Martin Sebor msebor@gmail.com
Tue Nov 2 18:51:16 GMT 2021

On 10/4/21 4:39 PM, Eric Gallager wrote:
> On Mon, Oct 4, 2021 at 2:43 PM Martin Sebor via Gcc-patches
> <gcc-patches@gcc.gnu.org> wrote:
>> While resolving the recent -Waddress enhancement request (PR
>> PR102103) I came across a 2007 problem report about GCC 4 having
>> stopped warning for using the address of inline functions in
>> equality comparisons with null.  With inline functions being
>> commonplace in C++ this seems like an important use case for
>> the warning.
>> The change that resulted in suppressing the warning in these
>> cases was introduced inadvertently in a fix for PR 22252.
>> To restore the warning, the attached patch enhances
>> the decl_with_nonnull_addr_p() function to return true also for
>> weak symbols for which a definition has been provided.
>> Tested on x86_64-linux and by comparing the GCC output for new
>> test cases to Clang's which diagnoses all but one instance of
>> these cases with either -Wtautological-pointer-compare or
>> -Wpointer-bool-conversion, depending on context.
> Would it make sense to use the same names as clang's flags here, too,
> instead of dumping them all under -Waddress?
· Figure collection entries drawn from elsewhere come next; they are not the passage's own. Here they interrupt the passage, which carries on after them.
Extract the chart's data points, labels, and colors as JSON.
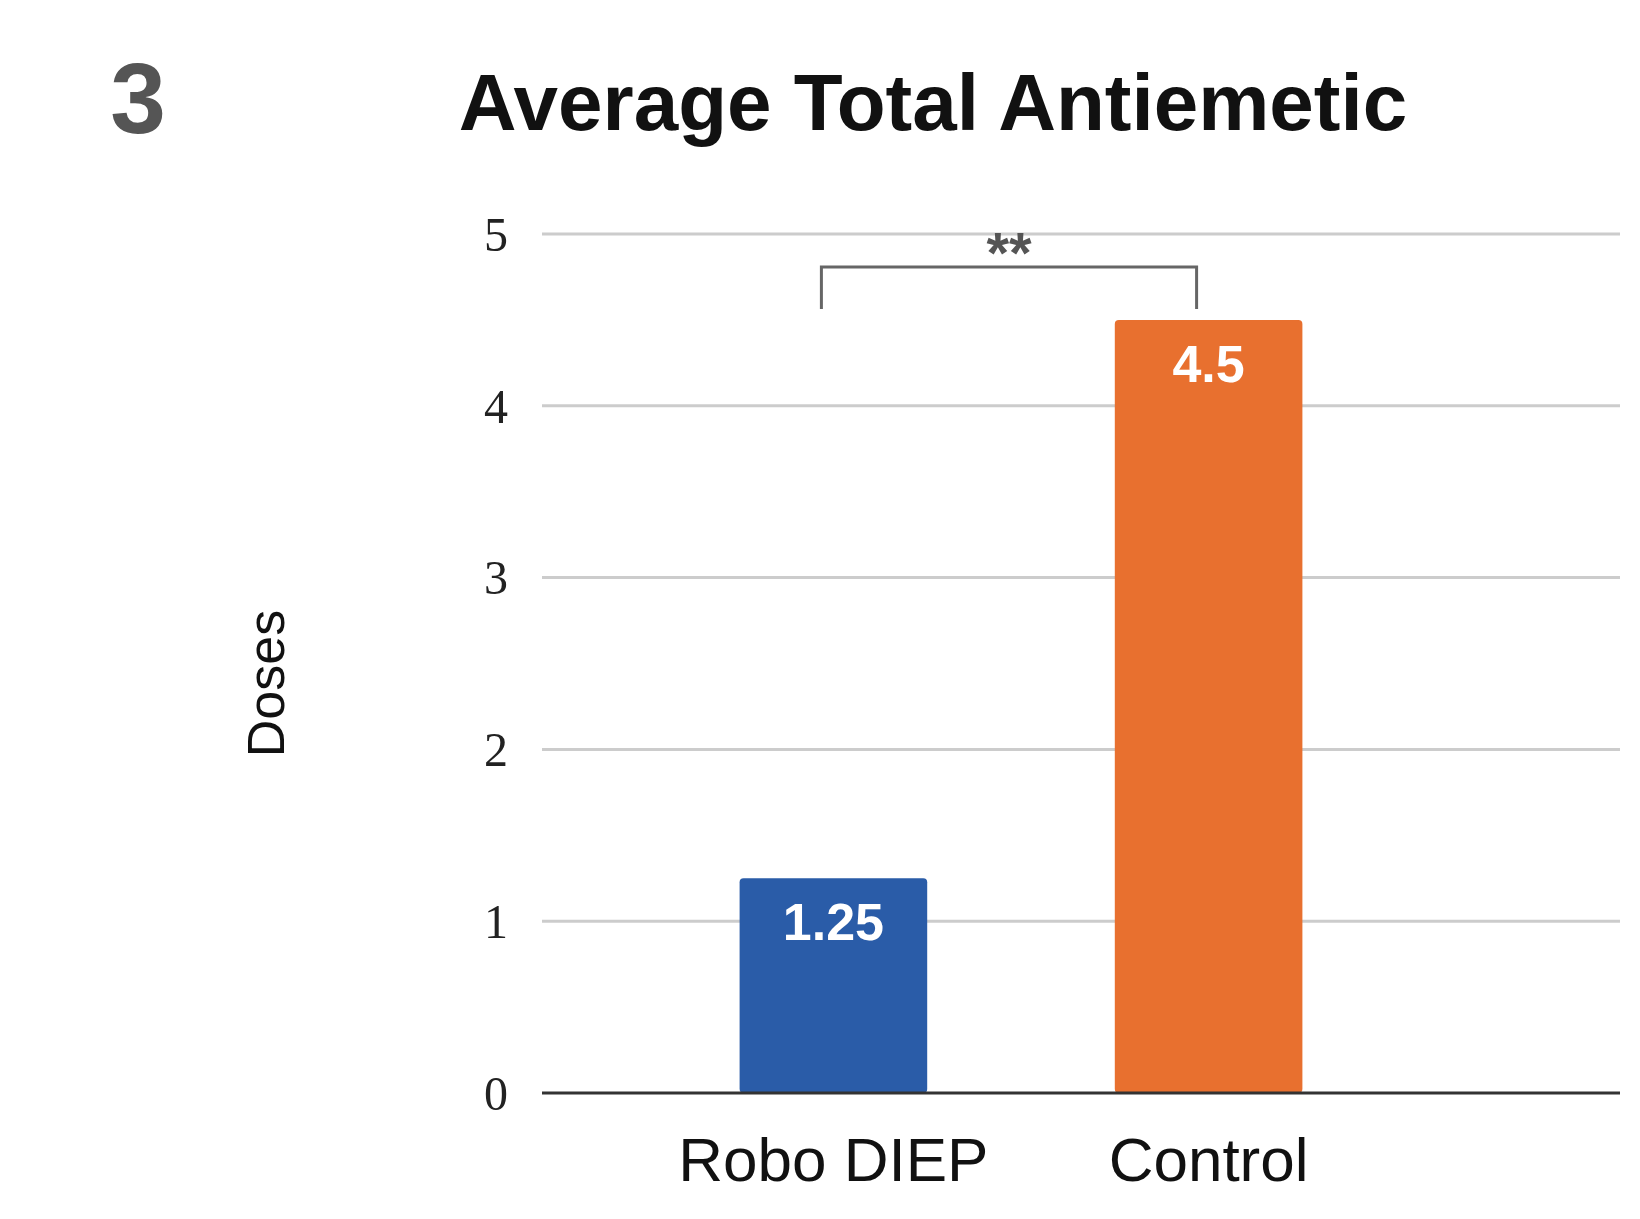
{
  "chart_data": {
    "type": "bar",
    "title": "Average Total Antiemetic",
    "ylabel": "Doses",
    "categories": [
      "Robo DIEP",
      "Control"
    ],
    "values": [
      1.25,
      4.5
    ],
    "colors": [
      "#2a5ca8",
      "#e8702f"
    ],
    "ylim": [
      0,
      5
    ],
    "yticks": [
      0,
      1,
      2,
      3,
      4,
      5
    ],
    "grid": "y",
    "data_labels": true,
    "annotations": [
      "3",
      "**"
    ]
  }
}
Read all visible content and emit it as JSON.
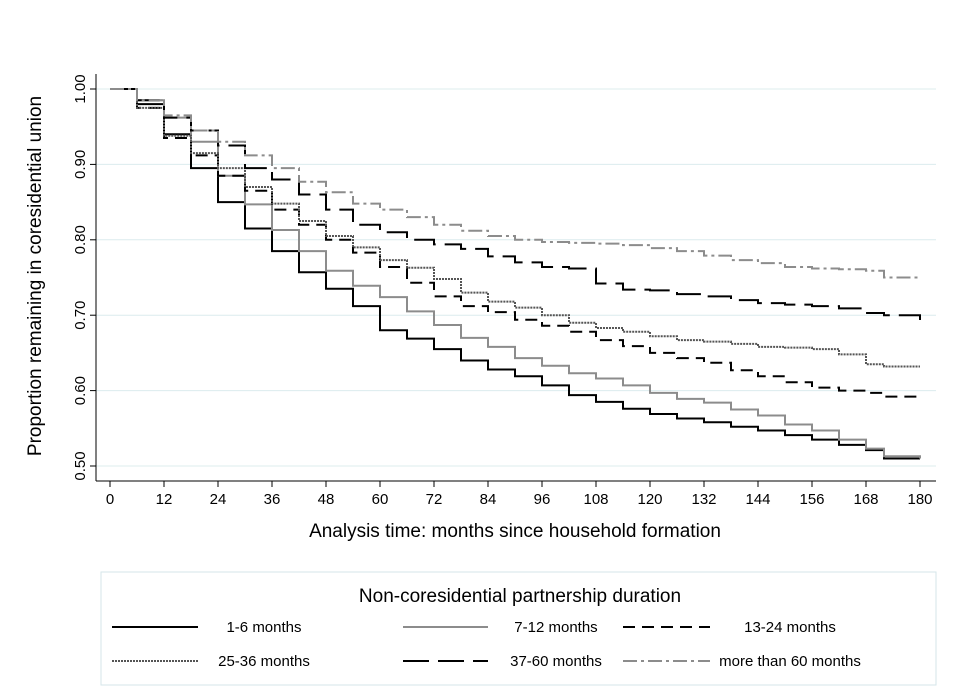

I think the additional
> granularity could be helpful for people who only want some warnings,
> but not others.

In general I agree.  In this case I'm not sure.  The options
that control these warnings in neither compiler make perfect
sense to me.  Here's a breakdown of the cases:

                    Clang                            GCC
array == array     -Wtautological-compare           -Warray-compare
&decl == null      -Wtautological-pointer-compare   -Waddress
&decl1 == &decl2   N/A                              N/A

GCC has recently diverged from Clang by introducing the new
-Warray-compare option, and we don't have
-Wtautological-pointer-compare.  So while I think it makes
sense to use the same names for new features as those they
are controlled by in Clang, the argument to do the same for
simple enhancements to existing features is quite a bit less
compelling.  We'd likely end up diagnosing different subsets
of the same problem under different options.


>> The one case where Clang doesn't issue a warning but GCC
>> with the patch does is for a symbol explicitly declared with
>> attribute weak for which a definition has been provided.
>> I believe the address of such symbols is necessarily nonnull and
>> so issuing the warning is helpful
>> (both GCC and Clang fold such comparisons to a constant).